Al mengelus perut sang istri yang sudah sedikit menonjol. "Beruntung banget anak aku, karena ibunya kamu."
Aira hanya menipiskan bibirnya kemudian kembali mengaduk kuah bubur ayamnya. Al masih setia memperhatikan gerak-gerik istrinya dalam jarak yang sangat dekat. Dia mungkin tak akan pernah bisa memaafkan dirinya sendiri jika dia menyakiti wanita ini.
"Mas duduk aja, nanti kalau udah mateng aku hidangin."
Al menggeleng. "Aku nggak mau melewatkan kesempatan ngelihat wajah cantik kamu kalau lagi serius begini."
"Nggak yakin deh kalau selama ini Mas nggak berpengalaman dalam dunia mendekati perempuan!"
Dan Al benar-benar terbahak mendengar penuturan istrinya itu.
***
Aira menghabiskan waktu membaca buku parenting sementara Al menghabiskan waktu dengan menempel di manapun Aira berada.

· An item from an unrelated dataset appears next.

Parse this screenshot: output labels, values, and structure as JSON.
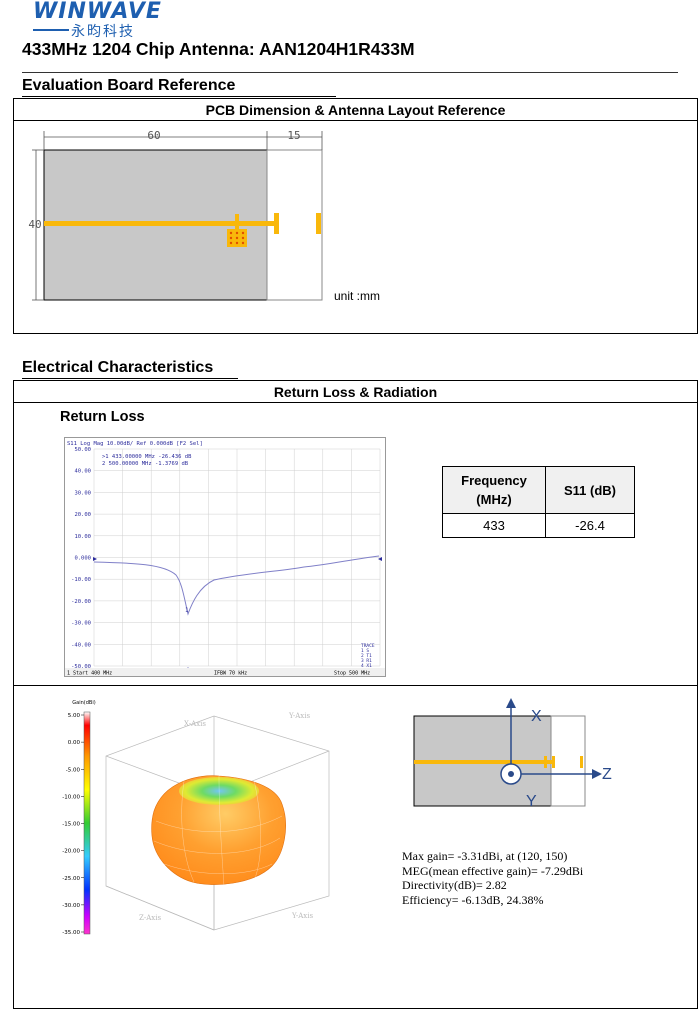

"Ra..." Al memanggil, padahal dia tepat berada di samping Aira.
"Hmm?"
"Sepuluh, dua puluh, lima puluh atau bahkan seratus tahun lagi aku masih mau begini sama kamu."
Aira jadi teringat dengan segala kebohongan yang Al tutupi darinya. Mampukah mereka? Aira tak akan pernah berangan-angan. Dia tak akan lagi berharap, karena sama seperti kata sahabat nabi Ali bin Abi Thalib, "aku sudah banyak mengalami kepahitan di dunia dan yang paling pahit adalah berharap pada manusia."

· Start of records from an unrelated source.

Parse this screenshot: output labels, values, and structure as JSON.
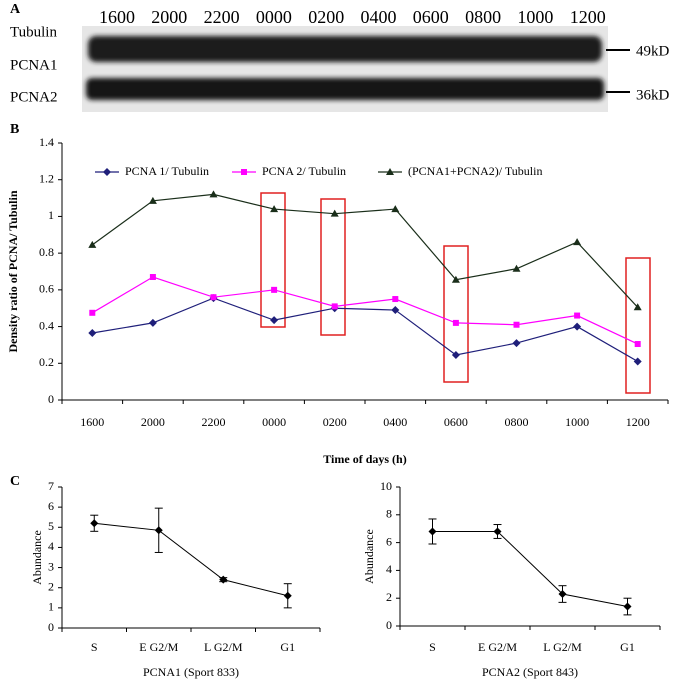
{
  "blot": {
    "label": "A",
    "row_labels": [
      "Tubulin",
      "PCNA1",
      "PCNA2"
    ],
    "lanes": [
      "1600",
      "2000",
      "2200",
      "0000",
      "0200",
      "0400",
      "0600",
      "0800",
      "1000",
      "1200"
    ],
    "markers": [
      "49kD",
      "36kD"
    ]
  },
  "chart_data": [
    {
      "type": "line",
      "label": "B",
      "ylabel": "Density ratio of PCNA/ Tubulin",
      "xlabel": "Time of days (h)",
      "categories": [
        "1600",
        "2000",
        "2200",
        "0000",
        "0200",
        "0400",
        "0600",
        "0800",
        "1000",
        "1200"
      ],
      "ylim": [
        0,
        1.4
      ],
      "yticks": [
        0,
        0.2,
        0.4,
        0.6,
        0.8,
        1,
        1.2,
        1.4
      ],
      "legend": "top",
      "series": [
        {
          "name": "PCNA 1/ Tubulin",
          "color": "#1f1f7a",
          "marker": "diamond",
          "values": [
            0.365,
            0.42,
            0.555,
            0.435,
            0.5,
            0.49,
            0.245,
            0.31,
            0.4,
            0.21
          ]
        },
        {
          "name": "PCNA 2/ Tubulin",
          "color": "#ff00ff",
          "marker": "square",
          "values": [
            0.475,
            0.67,
            0.56,
            0.6,
            0.51,
            0.55,
            0.42,
            0.41,
            0.46,
            0.305
          ]
        },
        {
          "name": "(PCNA1+PCNA2)/ Tubulin",
          "color": "#1a2e1a",
          "marker": "triangle",
          "values": [
            0.845,
            1.085,
            1.12,
            1.04,
            1.015,
            1.04,
            0.655,
            0.715,
            0.86,
            0.505
          ]
        }
      ]
    },
    {
      "type": "errorbar",
      "label": "C",
      "ylabel": "Abundance",
      "xlabel": "PCNA1 (Sport 833)",
      "categories": [
        "S",
        "E G2/M",
        "L G2/M",
        "G1"
      ],
      "ylim": [
        0,
        7
      ],
      "yticks": [
        0,
        1,
        2,
        3,
        4,
        5,
        6,
        7
      ],
      "color": "#000000",
      "values": [
        5.2,
        4.85,
        2.4,
        1.6
      ],
      "errors": [
        0.4,
        1.1,
        0.1,
        0.6
      ]
    },
    {
      "type": "errorbar",
      "ylabel": "Abundance",
      "xlabel": "PCNA2 (Sport 843)",
      "categories": [
        "S",
        "E G2/M",
        "L G2/M",
        "G1"
      ],
      "ylim": [
        0,
        10
      ],
      "yticks": [
        0,
        2,
        4,
        6,
        8,
        10
      ],
      "color": "#000000",
      "values": [
        6.8,
        6.8,
        2.3,
        1.4
      ],
      "errors": [
        0.9,
        0.5,
        0.6,
        0.6
      ]
    }
  ]
}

"Kamu yakin mau melakukannya sama aku?"
"Al mengangguk, aku mau tetap berada di sisi kamu selamanya. Selama aku masih berada di dunia ini dan Allah masih memberikan pernapasan yang baik untukku."

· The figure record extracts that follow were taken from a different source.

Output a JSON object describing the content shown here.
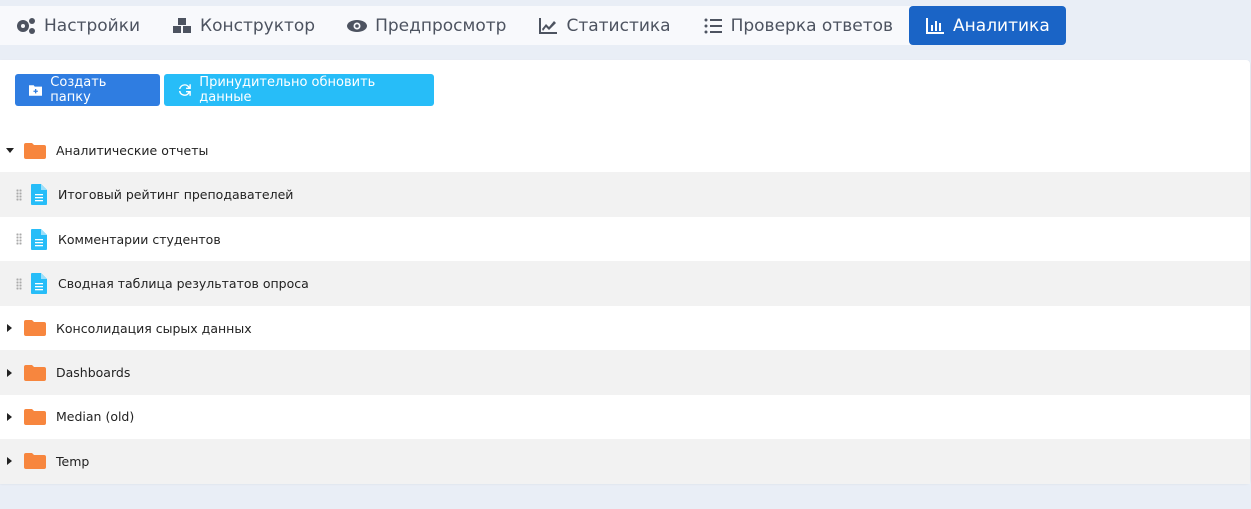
{
  "tabs": [
    {
      "label": "Настройки",
      "icon": "gears-icon"
    },
    {
      "label": "Конструктор",
      "icon": "cubes-icon"
    },
    {
      "label": "Предпросмотр",
      "icon": "eye-icon"
    },
    {
      "label": "Статистика",
      "icon": "line-chart-icon"
    },
    {
      "label": "Проверка ответов",
      "icon": "checklist-icon"
    },
    {
      "label": "Аналитика",
      "icon": "bar-chart-icon",
      "active": true
    }
  ],
  "toolbar": {
    "create_folder": "Создать папку",
    "force_refresh": "Принудительно обновить данные"
  },
  "tree": [
    {
      "type": "folder",
      "label": "Аналитические отчеты",
      "expanded": true
    },
    {
      "type": "report",
      "label": "Итоговый рейтинг преподавателей"
    },
    {
      "type": "report",
      "label": "Комментарии студентов"
    },
    {
      "type": "report",
      "label": "Сводная таблица результатов опроса"
    },
    {
      "type": "folder",
      "label": "Консолидация сырых данных",
      "expanded": false
    },
    {
      "type": "folder",
      "label": "Dashboards",
      "expanded": false
    },
    {
      "type": "folder",
      "label": "Median (old)",
      "expanded": false
    },
    {
      "type": "folder",
      "label": "Temp",
      "expanded": false
    }
  ],
  "colors": {
    "active_tab": "#1a64c6",
    "primary": "#2f7de1",
    "info": "#27bdf8",
    "folder": "#f7863e",
    "file": "#27bdf8"
  }
}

"Maka jangan lagi pernah berbohong, rumah kehilangan tiangnya jika kamu berbohong. Bantu aku menopang atap kita dengan tetap jujur apa pun yang terjadi."
***
Uwawww
Ya begitulah ya guys!
Wanita-wanita kayak Aira ini nggak bakal ada di dunia nyata, di indosiar mungkin wkwkwkwk.
Tapi ternyata memaafkan orang lain adalah bagian dari membuat diri sendiri menjadi lebih baik.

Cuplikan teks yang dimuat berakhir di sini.